A comissão que vai investigar abusos sexuais na igreja católica em Portugal começou esta quarta-feira a receber denúncias de vítimas, de casos ocorridos desde 1950, que podem ser remetidos às autoridades e investigados se os crimes ainda não tiverem prescrito.

A comissão recebe testemunhos de vítimas que o queiram fazer, ou de terceiros que queiram denunciar casos que conheçam, sendo que o grupo de trabalho tem mecanismos instalados para triar falsos testemunhos que possam surgir, disse Pedro Strecht.

As denúncias e testemunhos podem chegar à comissão através do preenchimento de um inquérito online no site Dar Voz ao Silêncio, que adota o lema e objetivo da comissão no seu endereço, mas também do número de telefone +351 917 110 000, disponível entre as 10h e as 20h diariamente, mas que não pretende ser nem uma "linha SOS, nem de apoio psicológico", como frisou Filipa Tavares, assistente social com experiência em acompanhamento de crianças e famílias, que integra a comissão.

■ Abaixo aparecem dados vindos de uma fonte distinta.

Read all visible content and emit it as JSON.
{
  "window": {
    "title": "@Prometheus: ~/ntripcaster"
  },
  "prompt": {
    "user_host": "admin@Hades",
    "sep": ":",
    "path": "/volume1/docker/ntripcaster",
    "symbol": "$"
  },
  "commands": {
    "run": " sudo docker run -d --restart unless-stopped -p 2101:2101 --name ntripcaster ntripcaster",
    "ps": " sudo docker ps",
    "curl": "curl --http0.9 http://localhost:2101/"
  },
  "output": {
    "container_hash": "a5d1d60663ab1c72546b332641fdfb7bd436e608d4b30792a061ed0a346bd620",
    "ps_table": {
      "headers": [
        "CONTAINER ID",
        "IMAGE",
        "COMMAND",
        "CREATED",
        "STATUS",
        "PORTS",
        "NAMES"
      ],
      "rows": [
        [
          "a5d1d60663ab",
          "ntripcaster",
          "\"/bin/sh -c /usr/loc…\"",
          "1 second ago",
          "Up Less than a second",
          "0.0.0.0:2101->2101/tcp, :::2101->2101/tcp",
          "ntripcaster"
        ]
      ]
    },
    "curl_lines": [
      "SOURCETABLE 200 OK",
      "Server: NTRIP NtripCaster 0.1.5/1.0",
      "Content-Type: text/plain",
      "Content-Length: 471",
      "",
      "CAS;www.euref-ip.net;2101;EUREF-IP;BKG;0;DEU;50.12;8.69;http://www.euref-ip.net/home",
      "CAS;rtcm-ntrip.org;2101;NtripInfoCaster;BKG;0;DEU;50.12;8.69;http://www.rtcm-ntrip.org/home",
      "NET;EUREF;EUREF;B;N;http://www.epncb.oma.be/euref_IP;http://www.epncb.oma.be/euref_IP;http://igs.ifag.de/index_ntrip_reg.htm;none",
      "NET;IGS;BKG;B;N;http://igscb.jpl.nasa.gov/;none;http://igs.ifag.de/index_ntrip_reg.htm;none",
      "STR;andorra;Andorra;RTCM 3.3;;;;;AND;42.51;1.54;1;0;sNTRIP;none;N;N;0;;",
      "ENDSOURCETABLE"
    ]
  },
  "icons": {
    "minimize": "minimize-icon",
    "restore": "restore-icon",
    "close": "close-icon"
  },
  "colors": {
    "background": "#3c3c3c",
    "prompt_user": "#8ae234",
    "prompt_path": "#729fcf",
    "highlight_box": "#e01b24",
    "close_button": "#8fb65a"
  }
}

Os testemunhos podem também chegar por email, por escrito, enviadas para um apartado que vai estar disponível no site da comissão ou presencialmente, mediante marcação prévia de entrevista. A comissão pretende recolher testemunhos e denúncias de pessoas que tenham sofrido abusos na infância e adolescência, até aos 18 anos.

O trabalho desta comissão independente vai decorrer ao longo deste ano, até 31 de dezembro, num espaço físico "descaracterizado" e "autónomo" da Igreja, estando prevista a apresentação de um relatório em dezembro. O financiamento dos trabalhos será assegurado pela Conferência Episcopal Portuguesa (CEP), mas estará aberto a eventuais contribuições de outras instituições, que serão divulgadas "mais à frente" deste processo, segundo Pedro Strecht.

No final dos seus trabalhos, a comissão vai elaborar um relatório, a ser entregue à CEP, que decidirá que ações tomar. Na apresentação da comissão, em dezembro, o presidente da CEP, o bispo José Ornelas, reivindicou a importância de se trilhar "um caminho de verdade, sem preconceitos nem encobrimentos" para a Igreja Católica portuguesa, reforçando o interesse da Igreja em apurar a verdade, mas evitando traçar expectativas sobre as descobertas e conclusões da comissão, a quem garantiu que terá meios de trabalho.

Em conferência de imprensa na terça-feira, que decorreu na Fundação Calouste Gulbenkian (Lisboa), foi apresentada publicamente a composição da comissão, que, para além do coordenador, integra o psiquiatra Daniel Sampaio, o antigo ministro da Justiça Álvaro Laborinho Lúcio, a socióloga e investigadora Ana Nunes de Almeida, a assistente social e terapeuta familiar Filipa Tavares e a cineasta Catarina Vasconcelos.